Petite-Cheval-Scallops  Doubt, it would seem, was to be a theme of this very pleasant meal, since as much as I love scallops, those on offer that night were part of a preparation that included one of my least favorite ‘condiments’ and true bit of cuinary quackery–‘truffle’ oil. Since the truffle taste in ‘truffle’ oil is produced with an artificial flavoring that decomposes into something unpleasantly sweet tasting to my palate when exposed to heat, I kept my fingers crossed that the scallops would survive unscathed as part of a dish that otherwise sounded appealing–a sort of large open ravioli described as ‘lasagnette’ filled with celery root and hashed mushrooms and garnished with crushed hazelnuts and truffle-oil spiked chicken bouillon. Happily, this dish was truly excellent–four plump grilled scallops perfectly cooked, feather-weight pasta enclosing the duxelles of mushrooms, nice texture added by the crushed hazelnuts and no trace of the dreaded truffle oil.
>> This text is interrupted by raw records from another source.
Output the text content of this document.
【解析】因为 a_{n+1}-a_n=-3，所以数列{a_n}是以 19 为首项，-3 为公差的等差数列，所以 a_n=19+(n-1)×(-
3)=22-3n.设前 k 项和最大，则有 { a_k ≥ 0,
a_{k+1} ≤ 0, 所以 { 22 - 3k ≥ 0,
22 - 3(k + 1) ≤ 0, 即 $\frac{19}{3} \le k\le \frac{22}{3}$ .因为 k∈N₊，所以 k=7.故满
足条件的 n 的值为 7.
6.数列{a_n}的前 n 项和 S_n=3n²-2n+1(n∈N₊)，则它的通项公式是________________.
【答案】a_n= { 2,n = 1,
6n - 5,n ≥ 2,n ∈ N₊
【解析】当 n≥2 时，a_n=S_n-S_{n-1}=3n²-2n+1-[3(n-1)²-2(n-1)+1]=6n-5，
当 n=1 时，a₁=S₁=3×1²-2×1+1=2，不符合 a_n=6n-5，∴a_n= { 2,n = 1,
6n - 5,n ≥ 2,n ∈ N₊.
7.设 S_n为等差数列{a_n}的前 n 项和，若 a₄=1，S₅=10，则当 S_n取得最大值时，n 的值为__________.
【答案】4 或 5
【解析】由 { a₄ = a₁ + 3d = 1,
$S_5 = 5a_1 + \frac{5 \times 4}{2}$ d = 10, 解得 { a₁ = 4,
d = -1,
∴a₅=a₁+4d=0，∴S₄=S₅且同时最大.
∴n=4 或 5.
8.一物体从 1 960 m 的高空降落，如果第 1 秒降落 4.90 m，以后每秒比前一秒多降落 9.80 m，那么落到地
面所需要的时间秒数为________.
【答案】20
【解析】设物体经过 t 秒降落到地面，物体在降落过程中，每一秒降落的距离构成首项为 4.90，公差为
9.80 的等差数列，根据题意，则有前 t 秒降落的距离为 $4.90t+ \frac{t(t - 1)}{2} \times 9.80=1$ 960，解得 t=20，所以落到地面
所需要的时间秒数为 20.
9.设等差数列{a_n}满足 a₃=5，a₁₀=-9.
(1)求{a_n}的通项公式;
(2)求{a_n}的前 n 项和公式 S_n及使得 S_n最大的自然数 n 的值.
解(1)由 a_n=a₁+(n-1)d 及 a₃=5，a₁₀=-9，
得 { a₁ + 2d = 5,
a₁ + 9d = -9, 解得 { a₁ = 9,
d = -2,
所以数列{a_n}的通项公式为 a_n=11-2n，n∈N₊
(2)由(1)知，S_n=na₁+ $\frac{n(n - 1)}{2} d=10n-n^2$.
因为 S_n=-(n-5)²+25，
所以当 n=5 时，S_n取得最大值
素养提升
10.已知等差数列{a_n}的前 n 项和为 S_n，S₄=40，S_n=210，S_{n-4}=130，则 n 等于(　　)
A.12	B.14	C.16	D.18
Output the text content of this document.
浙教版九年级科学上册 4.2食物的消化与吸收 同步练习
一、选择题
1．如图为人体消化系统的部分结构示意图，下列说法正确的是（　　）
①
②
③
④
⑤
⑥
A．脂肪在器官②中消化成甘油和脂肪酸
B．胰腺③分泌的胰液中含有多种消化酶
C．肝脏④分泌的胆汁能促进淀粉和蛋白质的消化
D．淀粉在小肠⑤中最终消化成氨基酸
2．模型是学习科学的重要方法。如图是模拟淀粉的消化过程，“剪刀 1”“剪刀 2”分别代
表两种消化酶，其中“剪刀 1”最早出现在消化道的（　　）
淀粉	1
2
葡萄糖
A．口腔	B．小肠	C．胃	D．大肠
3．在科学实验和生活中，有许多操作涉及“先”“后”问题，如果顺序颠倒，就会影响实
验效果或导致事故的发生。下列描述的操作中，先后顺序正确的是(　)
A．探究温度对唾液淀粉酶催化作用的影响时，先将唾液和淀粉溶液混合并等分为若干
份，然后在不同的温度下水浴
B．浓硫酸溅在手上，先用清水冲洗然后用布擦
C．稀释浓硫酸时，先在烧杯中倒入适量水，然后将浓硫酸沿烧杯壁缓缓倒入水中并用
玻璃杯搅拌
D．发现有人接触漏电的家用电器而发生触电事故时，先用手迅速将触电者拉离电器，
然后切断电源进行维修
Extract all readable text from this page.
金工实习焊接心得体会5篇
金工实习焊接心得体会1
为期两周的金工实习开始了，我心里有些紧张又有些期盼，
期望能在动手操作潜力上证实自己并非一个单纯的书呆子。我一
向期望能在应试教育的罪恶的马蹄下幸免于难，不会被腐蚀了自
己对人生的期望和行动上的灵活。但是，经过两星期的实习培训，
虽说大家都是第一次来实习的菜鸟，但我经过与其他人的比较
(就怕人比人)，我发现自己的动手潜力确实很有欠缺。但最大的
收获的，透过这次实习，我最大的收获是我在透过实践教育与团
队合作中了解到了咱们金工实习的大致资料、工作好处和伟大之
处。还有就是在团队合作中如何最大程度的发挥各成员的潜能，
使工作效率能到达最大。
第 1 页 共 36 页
This dish was so good, in fact, that I’d love to offer it up as a retort to the whiners who continue to insist that “you don’t eat as well in Paris as you used to.” Not true, full stop, since at 16.50 Euros, this was leagues better than most of what you’d come across in a similar low-key neighborhood restaurant in any major North American city.

Nadine and I finished up with a shared plate of very good cheeses, and with two glasses of white wine, and a bottle of same, and no dessert or coffee, this fine feed came in at under 40 Euros, further proof that the real-people gastronomic loam of Paris is offering up better day-in-and-day-out eating than it has in a longtime, since Thierry’s food was well-sourced, original and assiduously well-cooked in terms of timing, texture and heat at the table, i.e. politely hot but not so heat-blasted that it continued to cook as you ate it.

Though not in the same league as Chatomat or Le Galopin, to say nothing of Septime, Verjus or Spring, this is a very good restaurant that’s great for casual dining and a good place to see just how cosmopolitan contemporary French cooking has become during the last few years.

Le Petit Cheval de Manege, 5 rue Froment, 11th, Tel. 09-82-37-18-52. Metro: Bréguet – Sabin or Chemin Vert. Closed Saturday lunch and Monday dinner. Average 40 Euros.